When plants are growing well they do consume calcium and magnesium which are detected by the GH test. The KH test detects carbonate ions C03. However CO3 doesn't exists by itself it is always attached to something else. Most of the KH in tap water is in the form of calcium carbonate and magnesium carbonate. Plants will consume the carbonate and magnesium and calcium.

In the case of the Sachem Alkaline there website indicates it is based on sodium bicarbonate chemistry but the information is limited on their web site. If it is then the plants could consumthe carbonate and then leave the sodium in the water. This would lower KH and have no effect on GH.

So yes plants can reduce GH and KH. however, 4 degrees is equal to 71ppm. Given enough light, CO2, nutrients (other than calcium and magnesium) and time plants can do this. But it is highly doubtful that your plants can do this in 4 days in low light, excel, and root tabs. There are simply too many limitations in your aquarium for this to happen in 4 days.

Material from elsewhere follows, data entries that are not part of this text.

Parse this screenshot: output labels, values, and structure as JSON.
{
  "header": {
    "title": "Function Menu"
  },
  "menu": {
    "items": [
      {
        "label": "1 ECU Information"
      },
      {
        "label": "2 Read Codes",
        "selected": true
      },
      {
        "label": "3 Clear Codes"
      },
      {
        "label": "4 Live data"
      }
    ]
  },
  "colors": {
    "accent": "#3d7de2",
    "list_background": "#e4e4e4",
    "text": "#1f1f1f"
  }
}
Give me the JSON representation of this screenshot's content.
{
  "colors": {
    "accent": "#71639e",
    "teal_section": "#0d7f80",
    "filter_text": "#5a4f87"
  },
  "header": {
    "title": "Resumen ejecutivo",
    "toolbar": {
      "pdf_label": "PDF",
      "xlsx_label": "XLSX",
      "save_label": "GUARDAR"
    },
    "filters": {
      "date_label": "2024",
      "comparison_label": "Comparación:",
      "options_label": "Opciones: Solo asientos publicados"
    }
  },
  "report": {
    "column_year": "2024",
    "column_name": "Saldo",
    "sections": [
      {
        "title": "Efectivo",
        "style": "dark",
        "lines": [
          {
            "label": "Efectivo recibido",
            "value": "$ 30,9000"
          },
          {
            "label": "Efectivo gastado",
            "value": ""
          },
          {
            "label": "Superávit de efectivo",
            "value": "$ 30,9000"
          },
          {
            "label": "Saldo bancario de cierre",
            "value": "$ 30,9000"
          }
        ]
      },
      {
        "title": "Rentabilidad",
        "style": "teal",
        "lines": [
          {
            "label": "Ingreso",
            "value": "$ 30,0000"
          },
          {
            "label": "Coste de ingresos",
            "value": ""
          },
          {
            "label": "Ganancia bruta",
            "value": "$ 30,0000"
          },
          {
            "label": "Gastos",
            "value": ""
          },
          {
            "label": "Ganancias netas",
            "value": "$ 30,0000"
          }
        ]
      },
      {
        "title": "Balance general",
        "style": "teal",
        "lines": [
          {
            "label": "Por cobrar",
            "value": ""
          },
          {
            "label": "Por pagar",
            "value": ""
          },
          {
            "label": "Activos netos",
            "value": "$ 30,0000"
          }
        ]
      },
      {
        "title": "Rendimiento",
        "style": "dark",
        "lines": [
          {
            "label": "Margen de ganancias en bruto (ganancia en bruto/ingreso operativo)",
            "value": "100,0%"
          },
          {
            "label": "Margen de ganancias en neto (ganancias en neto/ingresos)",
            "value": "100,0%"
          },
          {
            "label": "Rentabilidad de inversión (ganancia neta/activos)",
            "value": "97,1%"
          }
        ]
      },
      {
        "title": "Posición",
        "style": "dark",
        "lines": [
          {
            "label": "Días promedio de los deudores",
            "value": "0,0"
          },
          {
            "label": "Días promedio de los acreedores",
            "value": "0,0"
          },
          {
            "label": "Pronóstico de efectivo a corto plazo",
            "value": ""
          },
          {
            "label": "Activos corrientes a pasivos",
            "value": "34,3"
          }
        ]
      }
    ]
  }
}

My guess there is some sort of reaction going on between Alkaline and Excel. Or maybe a reaction between them and stratum. I would try discontinuing the Excel to see what happens. If you have enough water flow and agitation of the water surface you shouldn't need excel in a low light tank (there is a lot of CO2 in the air).

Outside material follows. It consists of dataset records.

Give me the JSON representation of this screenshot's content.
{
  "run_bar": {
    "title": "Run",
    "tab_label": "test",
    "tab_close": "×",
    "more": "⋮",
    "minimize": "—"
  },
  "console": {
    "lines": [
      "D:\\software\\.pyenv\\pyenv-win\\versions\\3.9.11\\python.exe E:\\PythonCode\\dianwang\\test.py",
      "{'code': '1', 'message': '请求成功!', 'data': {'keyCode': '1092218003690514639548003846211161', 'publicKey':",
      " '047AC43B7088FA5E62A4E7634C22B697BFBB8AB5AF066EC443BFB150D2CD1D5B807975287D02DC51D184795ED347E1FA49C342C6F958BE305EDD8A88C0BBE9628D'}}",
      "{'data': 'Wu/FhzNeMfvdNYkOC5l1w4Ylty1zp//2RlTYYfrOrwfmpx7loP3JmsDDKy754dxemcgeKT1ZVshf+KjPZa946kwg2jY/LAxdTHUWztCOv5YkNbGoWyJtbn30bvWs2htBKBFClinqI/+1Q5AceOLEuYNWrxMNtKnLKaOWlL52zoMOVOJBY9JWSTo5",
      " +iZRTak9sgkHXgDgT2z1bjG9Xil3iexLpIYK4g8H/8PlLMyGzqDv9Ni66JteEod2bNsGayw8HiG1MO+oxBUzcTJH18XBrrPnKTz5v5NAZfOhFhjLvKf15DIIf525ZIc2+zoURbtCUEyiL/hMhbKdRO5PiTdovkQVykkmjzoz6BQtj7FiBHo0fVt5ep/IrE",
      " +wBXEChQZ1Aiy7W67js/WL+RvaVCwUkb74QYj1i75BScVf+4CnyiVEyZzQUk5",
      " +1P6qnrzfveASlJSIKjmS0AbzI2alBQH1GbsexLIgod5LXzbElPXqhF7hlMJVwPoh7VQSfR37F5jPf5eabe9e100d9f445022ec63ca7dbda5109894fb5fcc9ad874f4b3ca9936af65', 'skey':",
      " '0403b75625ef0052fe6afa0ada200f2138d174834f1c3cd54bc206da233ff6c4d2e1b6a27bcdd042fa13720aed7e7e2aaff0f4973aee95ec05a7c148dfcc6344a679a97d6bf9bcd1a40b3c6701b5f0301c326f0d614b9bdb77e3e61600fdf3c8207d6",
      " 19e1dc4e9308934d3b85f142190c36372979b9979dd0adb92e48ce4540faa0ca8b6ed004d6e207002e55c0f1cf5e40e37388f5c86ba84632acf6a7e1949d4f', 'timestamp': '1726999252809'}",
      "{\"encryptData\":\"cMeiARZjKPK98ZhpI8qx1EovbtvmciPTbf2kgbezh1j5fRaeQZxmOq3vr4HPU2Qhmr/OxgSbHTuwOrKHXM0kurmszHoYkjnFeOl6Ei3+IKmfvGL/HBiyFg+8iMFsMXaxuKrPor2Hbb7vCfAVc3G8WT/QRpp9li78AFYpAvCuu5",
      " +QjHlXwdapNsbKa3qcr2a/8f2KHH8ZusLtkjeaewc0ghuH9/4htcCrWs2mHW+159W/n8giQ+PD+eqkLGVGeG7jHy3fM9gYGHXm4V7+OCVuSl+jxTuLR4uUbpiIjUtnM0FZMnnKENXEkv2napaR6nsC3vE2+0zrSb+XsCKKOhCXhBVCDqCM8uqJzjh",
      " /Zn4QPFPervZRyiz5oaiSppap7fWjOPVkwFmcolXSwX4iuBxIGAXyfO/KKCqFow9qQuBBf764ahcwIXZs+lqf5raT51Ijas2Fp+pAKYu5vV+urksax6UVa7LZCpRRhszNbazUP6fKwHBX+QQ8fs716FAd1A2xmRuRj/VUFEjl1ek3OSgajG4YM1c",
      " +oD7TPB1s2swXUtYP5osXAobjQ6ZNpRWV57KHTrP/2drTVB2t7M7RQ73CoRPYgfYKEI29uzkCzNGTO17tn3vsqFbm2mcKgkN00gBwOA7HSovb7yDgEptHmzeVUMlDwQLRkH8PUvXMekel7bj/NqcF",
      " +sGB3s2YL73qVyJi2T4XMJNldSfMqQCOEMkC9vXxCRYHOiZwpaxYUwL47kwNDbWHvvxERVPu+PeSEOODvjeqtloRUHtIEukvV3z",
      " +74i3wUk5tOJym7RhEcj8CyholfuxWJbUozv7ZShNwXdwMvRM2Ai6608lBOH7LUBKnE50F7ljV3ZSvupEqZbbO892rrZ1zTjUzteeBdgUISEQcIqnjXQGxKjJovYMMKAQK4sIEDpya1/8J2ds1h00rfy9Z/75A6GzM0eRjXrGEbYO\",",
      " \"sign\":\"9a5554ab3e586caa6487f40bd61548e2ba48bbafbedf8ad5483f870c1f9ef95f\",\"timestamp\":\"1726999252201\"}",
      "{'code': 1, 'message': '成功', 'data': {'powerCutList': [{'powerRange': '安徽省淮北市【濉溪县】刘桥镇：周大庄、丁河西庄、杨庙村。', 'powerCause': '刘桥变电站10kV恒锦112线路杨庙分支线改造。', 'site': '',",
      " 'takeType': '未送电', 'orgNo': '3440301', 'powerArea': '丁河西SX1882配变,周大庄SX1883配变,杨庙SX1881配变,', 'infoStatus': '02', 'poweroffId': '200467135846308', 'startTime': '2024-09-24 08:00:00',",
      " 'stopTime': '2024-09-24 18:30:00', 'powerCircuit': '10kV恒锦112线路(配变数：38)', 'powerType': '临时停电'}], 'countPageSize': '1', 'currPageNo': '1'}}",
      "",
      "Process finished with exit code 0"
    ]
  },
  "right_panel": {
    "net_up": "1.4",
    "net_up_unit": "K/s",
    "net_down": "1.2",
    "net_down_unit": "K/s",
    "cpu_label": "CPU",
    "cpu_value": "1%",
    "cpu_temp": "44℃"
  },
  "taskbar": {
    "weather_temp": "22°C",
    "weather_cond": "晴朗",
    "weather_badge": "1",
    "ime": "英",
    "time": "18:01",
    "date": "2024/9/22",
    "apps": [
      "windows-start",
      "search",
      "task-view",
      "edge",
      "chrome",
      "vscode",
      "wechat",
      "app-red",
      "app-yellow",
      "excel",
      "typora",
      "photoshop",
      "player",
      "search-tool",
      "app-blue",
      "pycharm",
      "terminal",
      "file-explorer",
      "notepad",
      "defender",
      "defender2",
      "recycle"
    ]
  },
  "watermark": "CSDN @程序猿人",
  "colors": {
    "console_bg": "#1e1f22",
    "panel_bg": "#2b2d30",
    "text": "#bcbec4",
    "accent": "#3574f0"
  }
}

If the GH consumption drops by just removing excel then it might not be able to use it in your tank. If it has no effect and the Gh and Kh drop continues then it must be a reaction between the plants, substrate, and equilibrium and Alkaline. I don't know anything about stratum but if it is a buffering substrate you might want to then try eliminating the Alkaline for a while. Plant don't need the buffering effect of KH so it should be safe to do this before fish are added. Fish are more strongly affected by sudden PH swings and they do need some water KH.

I personally don't like Excel. When dosed correctly it will kill some plants. most others are not affect. But if dosed incorrectly it can tell everything, bacteria, fish, plants, in the tank. On some people it can cause skin irritation. It is very corrosive. In a low light tank with sufficient aeration you don't need it.

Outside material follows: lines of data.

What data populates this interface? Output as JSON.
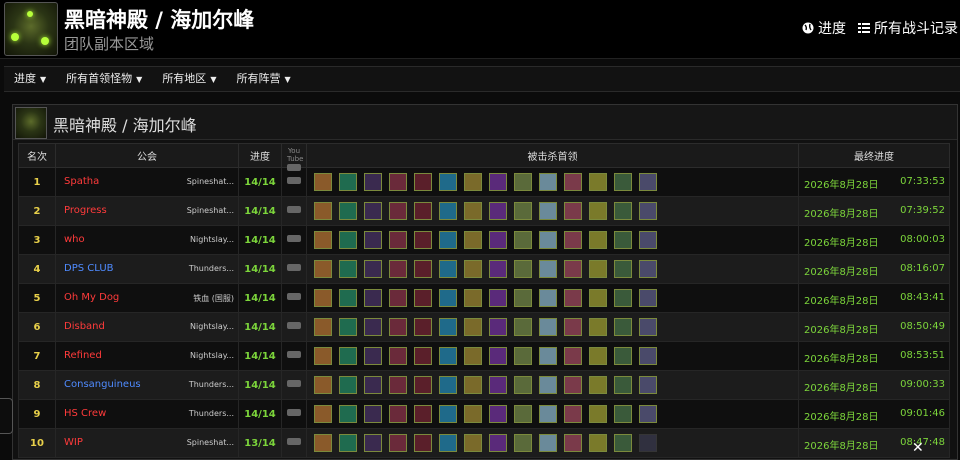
{
  "header": {
    "title": "黑暗神殿 / 海加尔峰",
    "subtitle": "团队副本区域",
    "links": [
      {
        "label": "进度",
        "icon": "globe-icon"
      },
      {
        "label": "所有战斗记录",
        "icon": "list-icon"
      }
    ]
  },
  "nav": {
    "items": [
      {
        "label": "进度"
      },
      {
        "label": "所有首领怪物"
      },
      {
        "label": "所有地区"
      },
      {
        "label": "所有阵营"
      }
    ]
  },
  "panel": {
    "title_a": "黑暗神殿",
    "title_sep": " / ",
    "title_b": "海加尔峰"
  },
  "table": {
    "columns": {
      "rank": "名次",
      "guild": "公会",
      "progress": "进度",
      "video": "You Tube",
      "bosses": "被击杀首领",
      "last": "最终进度"
    },
    "rows": [
      {
        "rank": "1",
        "guild": "Spatha",
        "realm": "Spineshat...",
        "progress": "14/14",
        "date": "2026年8月28日",
        "time": "07:33:53",
        "faction": "horde",
        "kills": 14
      },
      {
        "rank": "2",
        "guild": "Progress",
        "realm": "Spineshat...",
        "progress": "14/14",
        "date": "2026年8月28日",
        "time": "07:39:52",
        "faction": "horde",
        "kills": 14
      },
      {
        "rank": "3",
        "guild": "who",
        "realm": "Nightslay...",
        "progress": "14/14",
        "date": "2026年8月28日",
        "time": "08:00:03",
        "faction": "horde",
        "kills": 14
      },
      {
        "rank": "4",
        "guild": "DPS CLUB",
        "realm": "Thunders...",
        "progress": "14/14",
        "date": "2026年8月28日",
        "time": "08:16:07",
        "faction": "alliance",
        "kills": 14
      },
      {
        "rank": "5",
        "guild": "Oh My Dog",
        "realm": "铁血 (国服)",
        "progress": "14/14",
        "date": "2026年8月28日",
        "time": "08:43:41",
        "faction": "horde",
        "kills": 14
      },
      {
        "rank": "6",
        "guild": "Disband",
        "realm": "Nightslay...",
        "progress": "14/14",
        "date": "2026年8月28日",
        "time": "08:50:49",
        "faction": "horde",
        "kills": 14
      },
      {
        "rank": "7",
        "guild": "Refined",
        "realm": "Nightslay...",
        "progress": "14/14",
        "date": "2026年8月28日",
        "time": "08:53:51",
        "faction": "horde",
        "kills": 14
      },
      {
        "rank": "8",
        "guild": "Consanguineus",
        "realm": "Thunders...",
        "progress": "14/14",
        "date": "2026年8月28日",
        "time": "09:00:33",
        "faction": "alliance",
        "kills": 14
      },
      {
        "rank": "9",
        "guild": "HS Crew",
        "realm": "Thunders...",
        "progress": "14/14",
        "date": "2026年8月28日",
        "time": "09:01:46",
        "faction": "horde",
        "kills": 14
      },
      {
        "rank": "10",
        "guild": "WIP",
        "realm": "Spineshat...",
        "progress": "13/14",
        "date": "2026年8月28日",
        "time": "08:47:48",
        "faction": "horde",
        "kills": 13
      }
    ]
  },
  "boss_icons": [
    {
      "name": "boss-1-icon",
      "color": "#8a5a2a"
    },
    {
      "name": "boss-2-icon",
      "color": "#1f6b4f"
    },
    {
      "name": "boss-3-icon",
      "color": "#3a2a4f"
    },
    {
      "name": "boss-4-icon",
      "color": "#6a2a3a"
    },
    {
      "name": "boss-5-icon",
      "color": "#5a1f2a"
    },
    {
      "name": "boss-6-icon",
      "color": "#1f6a8a"
    },
    {
      "name": "boss-7-icon",
      "color": "#7a6a2a"
    },
    {
      "name": "boss-8-icon",
      "color": "#5a2a7a"
    },
    {
      "name": "boss-9-icon",
      "color": "#5a6a3a"
    },
    {
      "name": "boss-10-icon",
      "color": "#6a8a9a"
    },
    {
      "name": "boss-11-icon",
      "color": "#7a3a4a"
    },
    {
      "name": "boss-12-icon",
      "color": "#7a7a2a"
    },
    {
      "name": "boss-13-icon",
      "color": "#3a5a3a"
    },
    {
      "name": "boss-14-icon",
      "color": "#4a4a6a"
    }
  ],
  "colors": {
    "horde": "#ff3b3b",
    "alliance": "#4f8bff",
    "rank": "#e8d04a",
    "progress": "#7cd53b"
  }
}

Also is there a reason why you are trying to keep your GH and KH at 4? In my medium low tech tank filled with 100% RO water I have only found that I need 2 degrees GH for shrimp to properly molt and it is more than enough for my plants to grow without any calcium magnesium deficiencies visible. Also I have a few old nail shells in the tank. These shells are primarily calcium carbonate. and they keep my PH avery close to 7 and they will easily last years before eroding away. My substrate is quartz gravel (inert). And the gradual consumption of my GH booster does very slowly increase KH. I personally don't see the need to continuously buy excel when CO2 is free, and adjust KH when a couple of snail shells costing almost nothing will last years.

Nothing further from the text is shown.